A máscara de madeira que deixava apenas os olhos descobertos era uma forma de esconder sua aparência. E junto com a capa longa e o capuz, não sobrava muito o que ver nela. Sua arma era o chicote negro, que pertenceu ao seu torturador até eu matá-lo.
Jairo, por sua vez, tem uma aparência tão comum que poderia se passar por um camponês tranquilamente, se não fosse pelo par de cimitarras que carregava consigo.
Seus cabelos estavam mais longos do que quando o encontrei pela primeira vez, mas não mais arrumados. Agora chegavam aos ombros e pareciam um ninho de andorinhas do vale.
Parecia se sentir mais à vontade com roupas de aparência desgastada. Usava botas surradas, feitas de sola batida, uma técnica que fazia o couro ficar mais resistente, só que acabava com a estética do produto.

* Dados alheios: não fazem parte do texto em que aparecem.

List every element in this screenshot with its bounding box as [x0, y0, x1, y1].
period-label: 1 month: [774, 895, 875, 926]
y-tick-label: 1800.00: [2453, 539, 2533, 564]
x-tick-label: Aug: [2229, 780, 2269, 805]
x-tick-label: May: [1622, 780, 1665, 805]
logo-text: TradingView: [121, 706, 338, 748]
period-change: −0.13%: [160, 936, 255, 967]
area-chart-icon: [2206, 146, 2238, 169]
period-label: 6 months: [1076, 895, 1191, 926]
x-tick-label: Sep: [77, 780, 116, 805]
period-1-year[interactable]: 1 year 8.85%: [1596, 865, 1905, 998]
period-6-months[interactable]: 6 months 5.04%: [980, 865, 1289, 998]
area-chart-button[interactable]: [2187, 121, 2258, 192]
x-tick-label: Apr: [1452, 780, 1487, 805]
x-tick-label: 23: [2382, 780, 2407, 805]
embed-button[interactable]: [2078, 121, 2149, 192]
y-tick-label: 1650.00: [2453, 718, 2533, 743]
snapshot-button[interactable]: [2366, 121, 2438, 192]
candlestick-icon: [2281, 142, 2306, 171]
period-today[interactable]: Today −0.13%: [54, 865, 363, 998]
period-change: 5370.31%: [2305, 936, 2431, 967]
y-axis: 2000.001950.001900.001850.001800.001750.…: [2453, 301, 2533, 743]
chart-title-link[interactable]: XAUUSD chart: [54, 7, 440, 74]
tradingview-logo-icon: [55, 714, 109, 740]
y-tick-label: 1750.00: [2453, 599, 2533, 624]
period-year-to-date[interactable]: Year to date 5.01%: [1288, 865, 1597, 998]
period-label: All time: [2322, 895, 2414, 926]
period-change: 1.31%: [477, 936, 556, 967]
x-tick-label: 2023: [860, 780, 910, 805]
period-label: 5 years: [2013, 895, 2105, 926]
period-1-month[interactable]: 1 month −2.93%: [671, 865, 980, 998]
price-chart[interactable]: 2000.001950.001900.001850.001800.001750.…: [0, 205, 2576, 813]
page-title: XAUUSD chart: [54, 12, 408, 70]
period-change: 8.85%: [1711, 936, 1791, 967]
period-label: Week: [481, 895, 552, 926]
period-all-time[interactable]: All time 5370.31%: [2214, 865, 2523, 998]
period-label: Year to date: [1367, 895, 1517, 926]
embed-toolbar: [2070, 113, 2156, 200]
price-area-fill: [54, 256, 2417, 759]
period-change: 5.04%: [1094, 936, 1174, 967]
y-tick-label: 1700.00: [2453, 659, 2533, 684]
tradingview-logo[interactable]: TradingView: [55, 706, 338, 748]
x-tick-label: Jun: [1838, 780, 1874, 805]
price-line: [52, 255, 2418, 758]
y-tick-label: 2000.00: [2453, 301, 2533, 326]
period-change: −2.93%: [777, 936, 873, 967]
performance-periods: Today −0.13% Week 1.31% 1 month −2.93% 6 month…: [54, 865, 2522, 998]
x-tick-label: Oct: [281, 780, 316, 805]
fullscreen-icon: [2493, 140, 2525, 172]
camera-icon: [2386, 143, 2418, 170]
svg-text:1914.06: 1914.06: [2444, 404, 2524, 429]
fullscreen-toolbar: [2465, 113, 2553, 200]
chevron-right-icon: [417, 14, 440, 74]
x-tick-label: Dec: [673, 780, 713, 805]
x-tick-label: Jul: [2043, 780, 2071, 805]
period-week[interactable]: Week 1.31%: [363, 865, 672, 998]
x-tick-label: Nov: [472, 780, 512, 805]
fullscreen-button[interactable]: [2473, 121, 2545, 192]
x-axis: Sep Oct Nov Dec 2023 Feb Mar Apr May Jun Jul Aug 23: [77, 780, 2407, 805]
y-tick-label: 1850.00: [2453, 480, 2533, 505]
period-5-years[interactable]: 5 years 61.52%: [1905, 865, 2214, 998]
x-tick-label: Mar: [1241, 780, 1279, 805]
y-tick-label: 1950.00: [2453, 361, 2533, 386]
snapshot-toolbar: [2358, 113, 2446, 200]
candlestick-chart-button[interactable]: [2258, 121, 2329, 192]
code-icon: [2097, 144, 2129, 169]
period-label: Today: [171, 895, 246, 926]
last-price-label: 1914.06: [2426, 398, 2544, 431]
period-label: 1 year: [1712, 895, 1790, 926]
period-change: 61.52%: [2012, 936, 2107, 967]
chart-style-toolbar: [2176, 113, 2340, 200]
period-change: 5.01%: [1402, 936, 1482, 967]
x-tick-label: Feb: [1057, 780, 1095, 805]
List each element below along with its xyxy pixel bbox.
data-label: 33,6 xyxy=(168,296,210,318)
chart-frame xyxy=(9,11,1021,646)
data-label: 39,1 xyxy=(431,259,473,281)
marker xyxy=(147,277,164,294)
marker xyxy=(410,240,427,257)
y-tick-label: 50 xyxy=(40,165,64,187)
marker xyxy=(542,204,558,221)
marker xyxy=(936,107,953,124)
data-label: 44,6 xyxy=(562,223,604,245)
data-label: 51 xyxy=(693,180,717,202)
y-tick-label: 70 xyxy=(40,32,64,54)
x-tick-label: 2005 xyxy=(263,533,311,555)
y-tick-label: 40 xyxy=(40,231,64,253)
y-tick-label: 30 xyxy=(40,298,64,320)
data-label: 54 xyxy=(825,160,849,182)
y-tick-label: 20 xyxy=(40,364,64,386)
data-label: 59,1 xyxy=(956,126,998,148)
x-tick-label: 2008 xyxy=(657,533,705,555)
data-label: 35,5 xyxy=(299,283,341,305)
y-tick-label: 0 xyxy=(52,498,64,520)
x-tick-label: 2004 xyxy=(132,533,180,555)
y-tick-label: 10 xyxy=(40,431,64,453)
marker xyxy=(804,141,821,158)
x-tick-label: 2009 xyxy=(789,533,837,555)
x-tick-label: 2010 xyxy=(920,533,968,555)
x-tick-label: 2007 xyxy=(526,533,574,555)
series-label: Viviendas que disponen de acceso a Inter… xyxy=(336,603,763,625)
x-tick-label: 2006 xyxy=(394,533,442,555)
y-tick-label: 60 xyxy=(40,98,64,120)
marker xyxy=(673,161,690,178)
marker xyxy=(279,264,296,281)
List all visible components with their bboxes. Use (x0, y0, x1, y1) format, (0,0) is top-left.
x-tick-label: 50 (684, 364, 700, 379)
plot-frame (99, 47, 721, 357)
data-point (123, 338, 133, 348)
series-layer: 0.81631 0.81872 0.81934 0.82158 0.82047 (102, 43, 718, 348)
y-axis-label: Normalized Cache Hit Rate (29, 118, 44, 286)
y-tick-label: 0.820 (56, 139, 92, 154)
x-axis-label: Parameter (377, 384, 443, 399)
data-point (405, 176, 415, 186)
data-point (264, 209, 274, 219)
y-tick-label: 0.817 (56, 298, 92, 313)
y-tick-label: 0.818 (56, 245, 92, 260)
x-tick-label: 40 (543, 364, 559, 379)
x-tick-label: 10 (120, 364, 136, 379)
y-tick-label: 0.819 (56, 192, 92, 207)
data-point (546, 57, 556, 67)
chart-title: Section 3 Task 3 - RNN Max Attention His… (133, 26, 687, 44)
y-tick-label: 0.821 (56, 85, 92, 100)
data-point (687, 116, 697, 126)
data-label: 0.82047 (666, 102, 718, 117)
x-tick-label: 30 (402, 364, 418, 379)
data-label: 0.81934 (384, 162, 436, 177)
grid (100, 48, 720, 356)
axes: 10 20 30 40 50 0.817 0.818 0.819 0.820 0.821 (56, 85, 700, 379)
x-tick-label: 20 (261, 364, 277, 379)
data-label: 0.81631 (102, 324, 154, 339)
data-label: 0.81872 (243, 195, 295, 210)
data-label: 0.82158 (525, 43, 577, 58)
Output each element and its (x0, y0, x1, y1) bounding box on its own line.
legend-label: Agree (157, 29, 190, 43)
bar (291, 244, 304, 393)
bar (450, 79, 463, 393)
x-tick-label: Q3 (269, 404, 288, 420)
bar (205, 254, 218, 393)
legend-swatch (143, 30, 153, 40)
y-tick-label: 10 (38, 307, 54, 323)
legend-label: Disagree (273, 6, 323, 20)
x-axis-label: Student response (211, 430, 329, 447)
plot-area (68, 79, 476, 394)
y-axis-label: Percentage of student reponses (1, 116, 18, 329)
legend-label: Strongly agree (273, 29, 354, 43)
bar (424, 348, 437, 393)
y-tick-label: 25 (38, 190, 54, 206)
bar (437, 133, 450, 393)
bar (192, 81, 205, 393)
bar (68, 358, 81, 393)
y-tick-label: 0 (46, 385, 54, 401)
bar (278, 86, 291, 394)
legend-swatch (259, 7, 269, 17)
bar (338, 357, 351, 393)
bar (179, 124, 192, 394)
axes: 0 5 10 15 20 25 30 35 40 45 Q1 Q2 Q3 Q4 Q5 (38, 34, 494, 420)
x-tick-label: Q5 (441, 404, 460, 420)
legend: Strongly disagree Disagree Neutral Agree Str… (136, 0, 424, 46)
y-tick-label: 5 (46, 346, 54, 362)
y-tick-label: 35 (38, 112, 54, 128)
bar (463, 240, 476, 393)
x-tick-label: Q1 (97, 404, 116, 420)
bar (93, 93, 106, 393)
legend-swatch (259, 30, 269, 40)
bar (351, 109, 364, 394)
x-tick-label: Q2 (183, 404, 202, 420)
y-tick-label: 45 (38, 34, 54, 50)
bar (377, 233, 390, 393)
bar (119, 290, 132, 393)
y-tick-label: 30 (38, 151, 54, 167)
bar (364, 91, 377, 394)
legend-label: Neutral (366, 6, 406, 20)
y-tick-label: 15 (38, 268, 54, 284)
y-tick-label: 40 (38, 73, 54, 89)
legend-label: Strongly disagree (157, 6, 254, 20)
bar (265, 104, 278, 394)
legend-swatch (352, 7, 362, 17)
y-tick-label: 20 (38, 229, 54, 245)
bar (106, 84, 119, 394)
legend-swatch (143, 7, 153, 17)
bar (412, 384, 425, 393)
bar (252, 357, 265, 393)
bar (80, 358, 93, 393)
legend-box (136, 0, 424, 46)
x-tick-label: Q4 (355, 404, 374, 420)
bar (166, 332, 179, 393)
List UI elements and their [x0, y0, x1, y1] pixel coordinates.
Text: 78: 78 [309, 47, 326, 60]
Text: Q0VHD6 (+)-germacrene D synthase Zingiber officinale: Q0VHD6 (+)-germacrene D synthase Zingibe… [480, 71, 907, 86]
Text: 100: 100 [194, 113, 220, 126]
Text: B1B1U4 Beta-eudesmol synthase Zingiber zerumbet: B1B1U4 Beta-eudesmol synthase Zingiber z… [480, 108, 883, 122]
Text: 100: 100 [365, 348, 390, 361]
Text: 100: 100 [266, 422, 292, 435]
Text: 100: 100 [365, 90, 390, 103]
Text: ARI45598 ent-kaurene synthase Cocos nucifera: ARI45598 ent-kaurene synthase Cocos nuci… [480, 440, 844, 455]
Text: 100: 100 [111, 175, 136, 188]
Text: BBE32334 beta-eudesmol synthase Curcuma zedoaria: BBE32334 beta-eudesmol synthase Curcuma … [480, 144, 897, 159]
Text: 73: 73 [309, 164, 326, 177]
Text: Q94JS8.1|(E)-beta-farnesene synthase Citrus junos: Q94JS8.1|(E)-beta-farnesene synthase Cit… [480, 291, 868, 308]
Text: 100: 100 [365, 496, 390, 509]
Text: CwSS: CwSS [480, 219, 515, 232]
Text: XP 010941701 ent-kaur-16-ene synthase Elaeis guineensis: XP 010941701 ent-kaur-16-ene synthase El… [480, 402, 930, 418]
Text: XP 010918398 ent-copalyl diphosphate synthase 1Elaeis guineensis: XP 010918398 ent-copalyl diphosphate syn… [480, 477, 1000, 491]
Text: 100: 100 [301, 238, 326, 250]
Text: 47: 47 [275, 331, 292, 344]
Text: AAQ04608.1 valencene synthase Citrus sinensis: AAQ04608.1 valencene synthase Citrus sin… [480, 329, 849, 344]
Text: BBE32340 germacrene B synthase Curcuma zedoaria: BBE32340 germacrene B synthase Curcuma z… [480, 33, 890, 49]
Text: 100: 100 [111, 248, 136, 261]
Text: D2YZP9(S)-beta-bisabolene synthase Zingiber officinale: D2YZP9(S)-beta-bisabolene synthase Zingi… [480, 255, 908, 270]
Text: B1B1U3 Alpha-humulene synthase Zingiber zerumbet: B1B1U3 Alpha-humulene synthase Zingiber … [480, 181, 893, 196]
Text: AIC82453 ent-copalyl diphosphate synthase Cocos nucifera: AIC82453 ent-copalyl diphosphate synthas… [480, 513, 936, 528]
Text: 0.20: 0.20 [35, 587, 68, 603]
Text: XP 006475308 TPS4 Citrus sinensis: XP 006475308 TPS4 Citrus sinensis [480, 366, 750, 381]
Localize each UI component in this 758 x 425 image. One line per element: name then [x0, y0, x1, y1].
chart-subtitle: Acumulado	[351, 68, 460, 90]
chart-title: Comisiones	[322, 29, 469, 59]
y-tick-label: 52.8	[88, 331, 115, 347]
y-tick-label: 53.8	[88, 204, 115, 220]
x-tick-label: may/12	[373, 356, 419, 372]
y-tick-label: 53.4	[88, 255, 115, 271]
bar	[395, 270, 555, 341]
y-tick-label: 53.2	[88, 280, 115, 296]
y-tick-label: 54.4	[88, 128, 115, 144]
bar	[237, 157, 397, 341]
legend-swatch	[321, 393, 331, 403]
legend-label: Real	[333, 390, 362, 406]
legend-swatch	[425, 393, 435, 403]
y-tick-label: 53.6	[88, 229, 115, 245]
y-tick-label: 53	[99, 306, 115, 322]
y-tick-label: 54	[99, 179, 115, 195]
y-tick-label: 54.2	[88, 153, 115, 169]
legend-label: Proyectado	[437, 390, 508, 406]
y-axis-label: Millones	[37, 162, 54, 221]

Eu também gostava desse tipo de botas, principalmente pela durabilidade. E não podia falar muito dos cabelos dele…
Percebi que havíamos viajado um dia inteiro. O vento frio sacudia a crina dos cavalos, que aos poucos reduziam o ritmo devido ao cansaço. Estávamos chegando à cidade mais ao sul do Reino do Leste: Orix.
Ali dormimos e trocamos os animais que puxavam a carroça. Pegamos o que havia de informações e partimos em direção à fronteira.